Source: https://www.lexology.com, July 11, 2019
By: Larry P. Schiffer, Squire Patton Boggs
Construction projects are often subject to myriad claims. Subcontractors can cause damage to third-parties and their property, the project can be delayed by municipal inspections or citations, workers can get injured, and property can be damaged by fire, collapse or weather. To organize construction projects, sometimes insurance is purchased through a plan. A contractor controlled insurance plan (“CCIP”) provides coverage to all enrolled parties and usually includes all subcontractors. But, by enrolling in a CCIP or even by having your own insurance, not all things that happen on a construction site are covered by insurance. In a recent 4th Circuit opinion, claims by a subcontractor to recover damages it paid to others for its faulty excavation supports that caused damage to adjacent properties was not covered by the CCIP.

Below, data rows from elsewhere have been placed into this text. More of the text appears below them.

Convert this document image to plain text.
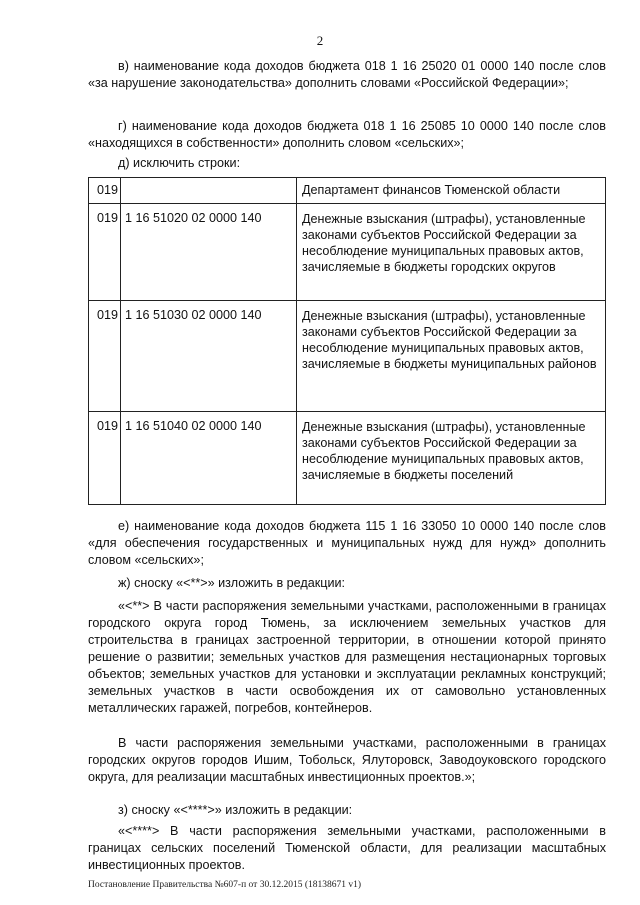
2

в) наименование кода доходов бюджета 018 1 16 25020 01 0000 140 после слов «за нарушение законодательства» дополнить словами «Российской Федерации»;

г) наименование кода доходов бюджета 018 1 16 25085 10 0000 140 после слов «находящихся в собственности» дополнить словом «сельских»;

д) исключить строки:

019		Департамент финансов Тюменской области
019	1 16 51020 02 0000 140	Денежные взыскания (штрафы), установленные законами субъектов Российской Федерации за несоблюдение муниципальных правовых актов, зачисляемые в бюджеты городских округов

019	1 16 51030 02 0000 140	Денежные взыскания (штрафы), установленные законами субъектов Российской Федерации за несоблюдение муниципальных правовых актов, зачисляемые в бюджеты муниципальных районов

019	1 16 51040 02 0000 140	Денежные взыскания (штрафы), установленные законами субъектов Российской Федерации за несоблюдение муниципальных правовых актов, зачисляемые в бюджеты поселений

е) наименование кода доходов бюджета 115 1 16 33050 10 0000 140 после слов «для обеспечения государственных и муниципальных нужд для нужд» дополнить словом «сельских»;

ж) сноску «<**>» изложить в редакции:

«<**> В части распоряжения земельными участками, расположенными в границах городского округа город Тюмень, за исключением земельных участков для строительства в границах застроенной территории, в отношении которой принято решение о развитии; земельных участков для размещения нестационарных торговых объектов; земельных участков для установки и эксплуатации рекламных конструкций; земельных участков в части освобождения их от самовольно установленных металлических гаражей, погребов, контейнеров.

В части распоряжения земельными участками, расположенными в границах городских округов городов Ишим, Тобольск, Ялуторовск, Заводоуковского городского округа, для реализации масштабных инвестиционных проектов.»;

з) сноску «<****>» изложить в редакции:

«<****> В части распоряжения земельными участками, расположенными в границах сельских поселений Тюменской области, для реализации масштабных инвестиционных проектов.

Постановление Правительства №607-п от 30.12.2015 (18138671 v1)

In Schnabel Foundation Co. v. National Union Fire Insurance Company of Pittsburgh, PA, No. 18-1782 (4th Cir. Jul. 10, 2019) (Unpublished Non-binding Precedent), a foundation subcontractor installed a support of excavation system to shore up the construction site to protect neighboring properties during construction. Apparently, the subcontractor did a poor job and adjacent buildings were damaged. This caused the municipality to issue a halt work order and it took a year before the support system could be completed properly and construction was allowed to restart.
The general contractor had purchased a CCIP program and the policy in issue here was the umbrella commercial general liability policy (“CGL”) (the primary policy was exhausted). Suits were brought by the neighboring properties and then by the various defendants against each other. Settlements were made and the subcontractor was assigned the rights of the general contractor. The subcontractor then sued the carrier seeking coverage to reimburse it for the settlement payments made for delay damages paid to the owner and the cost of the remediation work paid by the subcontractor to the general contractor. The carrier denied coverage and the district court granted summary judgment to the carrier.
In affirming, the circuit court held that the policy did not cover the subcontractor’s repair damages as a matter of law. The court noted that under New Jersey law, CGL policies cover damages to third-party property, not costs to replace a contractor’s own faulty work. Moreover, the circuit court agreed with the district court that Exclusion D barred coverage for all the claimed damages. Here’s where it gets complicated so if you should read the opinion.
The exclusion precludes coverage if the property is “Impaired Property” or property that has not been physically injured and the property suffers “Property Damage” consisting of “a defect, deficiency, inadequacy or dangerous condition in … Your Work; or … a delay or failure by you or anyone acting on your behalf to perform a contract.” The court agreed that this provision applied to the subcontractor as a party that did work for the named insured under the CCIP and that either the property was impaired or not physically injured (the damage was to adjacent properties and the site was shut down because of the faulty supports) and that the damage was caused by the subcontractor’s faulty work and the delays caused by the faulty work and the need to remediate. The court rejected the subcontractor’s argument that the excavation support system had a sudden and accidental physical injury, finding that there was no physical injury, just defective workmanship (a business risk as the district court put it).